Sure, you’ve got a robot vacuum cleaner and an automatic trash can. But the proportion of robots working outside of factories is minuscule. Industrial settings account for pretty much all the robots now working in the United States. The Bot2Karot shown here is not planting carrots in the average garden.
Industrial robots are expected to increase in number by 175% in the next nine years.
Collaborative robots, or co-bots, as Loup Ventures calls them, are smaller robots that can work safely alongside human beings. They represented just 3% of the robots sold in 2016. With so many industrial robots in place from previous years, collaborative robots make up a negligible proportion of the current robot work force. Loup Ventures expects that to change. They’re predicting that co-bots will make up 34% of the robot workforce by 2025.

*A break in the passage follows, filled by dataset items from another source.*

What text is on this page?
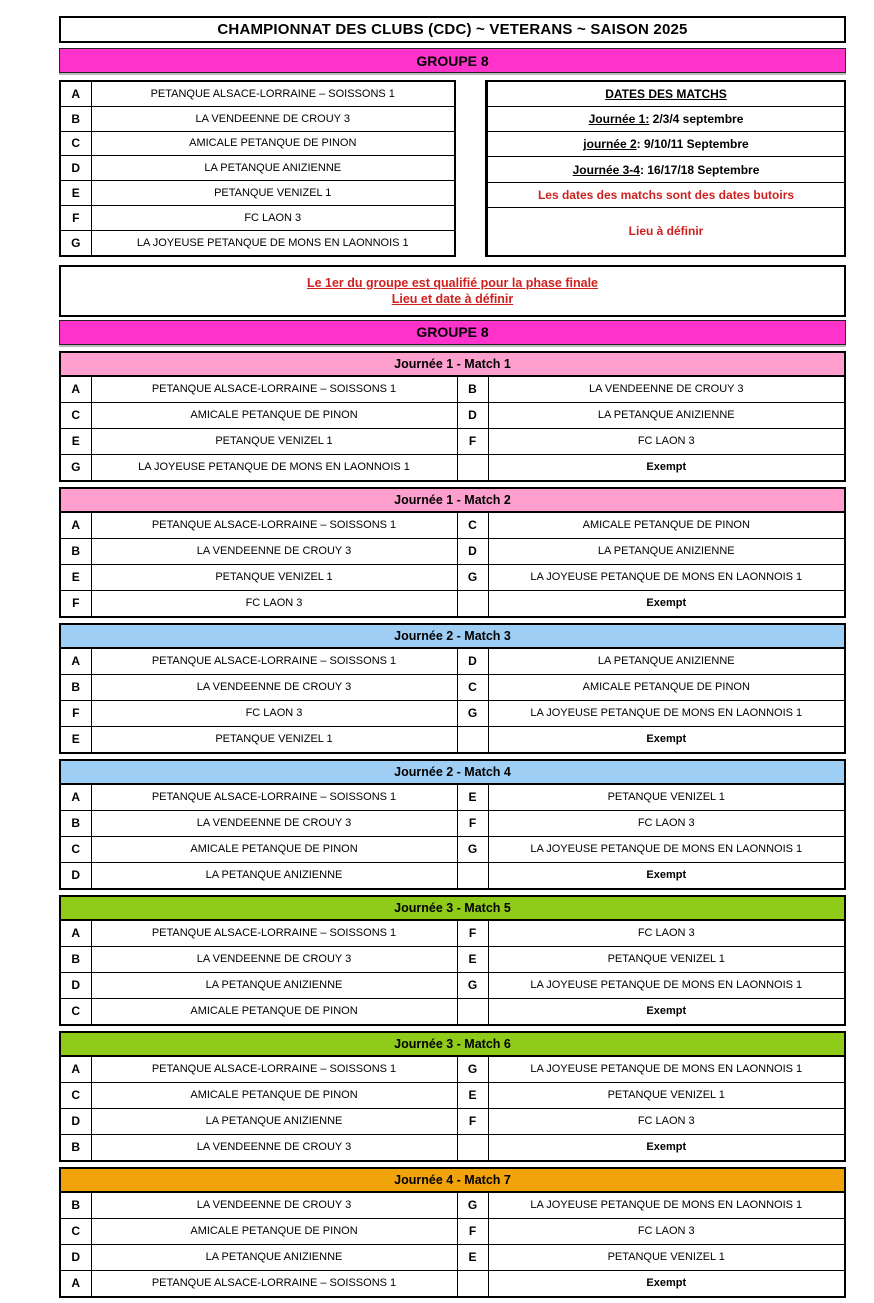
CHAMPIONNAT DES CLUBS (CDC) ~ VETERANS ~ SAISON 2025
GROUPE 8
A	PETANQUE ALSACE-LORRAINE – SOISSONS 1
B	LA VENDEENNE DE CROUY 3
C	AMICALE PETANQUE DE PINON
D	LA PETANQUE ANIZIENNE
E	PETANQUE VENIZEL 1
F	FC LAON 3
G	LA JOYEUSE PETANQUE DE MONS EN LAONNOIS 1
DATES DES MATCHS
Journée 1: 2/3/4 septembre
journée 2: 9/10/11 Septembre
Journée 3-4: 16/17/18 Septembre
Les dates des matchs sont des dates butoirs
Lieu à définir
Le 1er du groupe est qualifié pour la phase finale
Lieu et date à définir
GROUPE 8
Journée 1 - Match 1			
A	PETANQUE ALSACE-LORRAINE – SOISSONS 1	B	LA VENDEENNE DE CROUY 3
C	AMICALE PETANQUE DE PINON	D	LA PETANQUE ANIZIENNE
E	PETANQUE VENIZEL 1	F	FC LAON 3
G	LA JOYEUSE PETANQUE DE MONS EN LAONNOIS 1		Exempt
Journée 1 - Match 2			
A	PETANQUE ALSACE-LORRAINE – SOISSONS 1	C	AMICALE PETANQUE DE PINON
B	LA VENDEENNE DE CROUY 3	D	LA PETANQUE ANIZIENNE
E	PETANQUE VENIZEL 1	G	LA JOYEUSE PETANQUE DE MONS EN LAONNOIS 1
F	FC LAON 3		Exempt
Journée 2 - Match 3			
A	PETANQUE ALSACE-LORRAINE – SOISSONS 1	D	LA PETANQUE ANIZIENNE
B	LA VENDEENNE DE CROUY 3	C	AMICALE PETANQUE DE PINON
F	FC LAON 3	G	LA JOYEUSE PETANQUE DE MONS EN LAONNOIS 1
E	PETANQUE VENIZEL 1		Exempt
Journée 2 - Match 4			
A	PETANQUE ALSACE-LORRAINE – SOISSONS 1	E	PETANQUE VENIZEL 1
B	LA VENDEENNE DE CROUY 3	F	FC LAON 3
C	AMICALE PETANQUE DE PINON	G	LA JOYEUSE PETANQUE DE MONS EN LAONNOIS 1
D	LA PETANQUE ANIZIENNE		Exempt
Journée 3 - Match 5			
A	PETANQUE ALSACE-LORRAINE – SOISSONS 1	F	FC LAON 3
B	LA VENDEENNE DE CROUY 3	E	PETANQUE VENIZEL 1
D	LA PETANQUE ANIZIENNE	G	LA JOYEUSE PETANQUE DE MONS EN LAONNOIS 1
C	AMICALE PETANQUE DE PINON		Exempt
Journée 3 - Match 6			
A	PETANQUE ALSACE-LORRAINE – SOISSONS 1	G	LA JOYEUSE PETANQUE DE MONS EN LAONNOIS 1
C	AMICALE PETANQUE DE PINON	E	PETANQUE VENIZEL 1
D	LA PETANQUE ANIZIENNE	F	FC LAON 3
B	LA VENDEENNE DE CROUY 3		Exempt
Journée 4 - Match 7			
B	LA VENDEENNE DE CROUY 3	G	LA JOYEUSE PETANQUE DE MONS EN LAONNOIS 1
C	AMICALE PETANQUE DE PINON	F	FC LAON 3
D	LA PETANQUE ANIZIENNE	E	PETANQUE VENIZEL 1
A	PETANQUE ALSACE-LORRAINE – SOISSONS 1		Exempt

What’s so great about collaborative robots? Well, for one thing, they are much less dangerous than your average industrial robots. Industrial robots are usually in cages to prevent contact with their human coworkers, and freak accidents still take place. Cobots are smaller, softer, and equipped with sensors that allow them to stop moving when they make contact with squishy objects like human beings.
They’re programmed for a wider range of tasks and more capable of machine learning, too. Together with their added sensors, this gives co-bots more flexibility. In modern manufacturing facilities where flexibility is all-important, this matters.
Cobots are also much less expensive than traditional industrial robots. Baxter and Sawyer can be purchased for less than the cost of hiring a human factory worker for just one year. That makes a cobot a practical introduction to automation for smaller manufacturers.
They may not be able to output four million beer cans a day the way a traditional industrial robot can, but they have other skills. Or at least they can be programmed with other skills.
One of the big questions: will Americans get used to calling these machines “cobots,” and if we do, will it make us worry less about robots taking our jobs?